Валя внутри ощутила, как тянется шея. Движение оказалось чужим – будто её затылок кто—то настраивал, как антенну. Губы тронулись, влажные, чуть приоткрытые, как перед ответом, который может изменить ход экзамена. Из горла вырвался тихий выдох, тягучий, с хрипотцой, и Гриня дёрнулся, будто его коснулась тень.

Кляпа приблизилась к нему вплотную. Дышала медленно, ровно, но каждый вдох был ощутимым – как будто она вдыхала прямо в его грудную клетку. В воздухе стояло напряжение, которое нельзя было тронуть – оно жило само, как лампочка, мерцающая на грани перегорания. Она склонилась ещё ближе, и движение её головы было столь преднамеренным и медленным, что у Грини закружилась голова. Он почувствовал, как её губы обвивают его достоинство – бережно, но с тем намерением, в котором не оставалось места случайности. То, что она взяла в рот, подсказывало: это была награда, от которой невозможно отказаться.

Рот Вали – её рот – был влажным, податливым, живущим отдельной жизнью. Он двигался точно, аккуратно, как будто знал, где остановиться, а где задержаться чуть дольше. Губы касались его кожи, как будто слушали, не пробежит ли по ней ток. И пробегал. Гриня дышал неровно. Каждое движение рта казалось ему звуком. Хлюпающий, мягкий, чуть липкий – этот звук слипался с его дыханием, будто слюна с электричеством.

Он не смотрел – не мог.
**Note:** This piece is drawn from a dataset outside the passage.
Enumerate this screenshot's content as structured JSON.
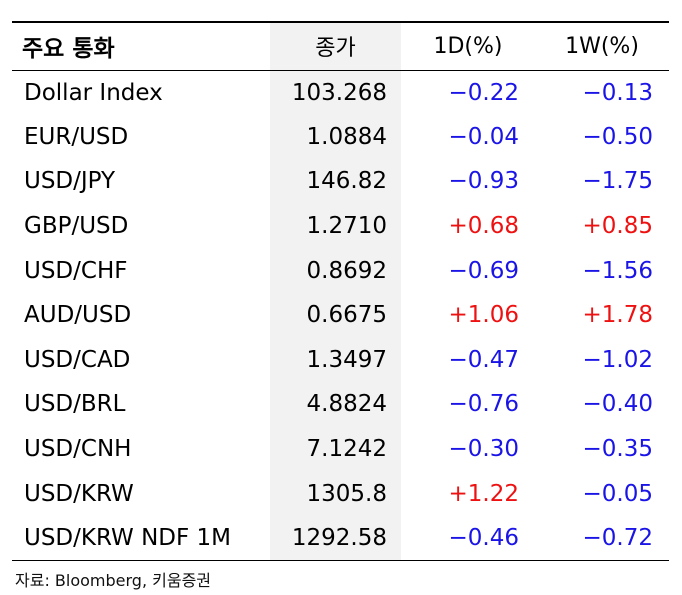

Закрыл глаза. Голова его откинулась назад. Шея дрожала. Лопатки подрагивали, словно тело пыталось спрятаться в себя. И всё же он оставался на месте. Потому что в этих звуках, в этом ритме, в этой влажной пластике было что—то такое, от чего не убегают. Даже если страшно. Даже если стыдно.

Валя внутри молчала. Не потому что хотела, а потому что не могла. Весь центр управления, весь голос, всё дыхание – принадлежало Кляпе. И Кляпа не торопилась.

Она не спешила. Каждый её жест был продуман, как пассаж в медленной музыкальной фразе, где всё зависит не от количества нот, а от паузы между ними. Губы двигались уверенно, с такой внимательной пластикой, будто она изучала карту чужого тела языком навигации. Иногда задерживалась. Иногда едва касалась. Иногда делала короткое движение, а потом обрывала его – как будто дразнила самого воздух.

Гриня держался из последних сил. Его руки были связаны, но мышцы напрягались, словно он всё равно пытался ухватиться за хоть что—то – за воздух, за звук, за себя. Он будто всем телом вжимался в подушку, как в единственное, что оставалось неподвижным в этом сдвинувшемся мире. Лоб блестел, дыхание сбилось, а в горле будто застряло что—то между стоном и попыткой сформулировать благодарность. Только губы Вали, влажные, тёплые, уверенные, всё продолжали работу – не ритмично, не сдавленно, а словно проверяя чувствительность каждой точки. Там, где касание звучало – она задерживалась. Там, где кожа дрожала – усиливала нажим дыхания.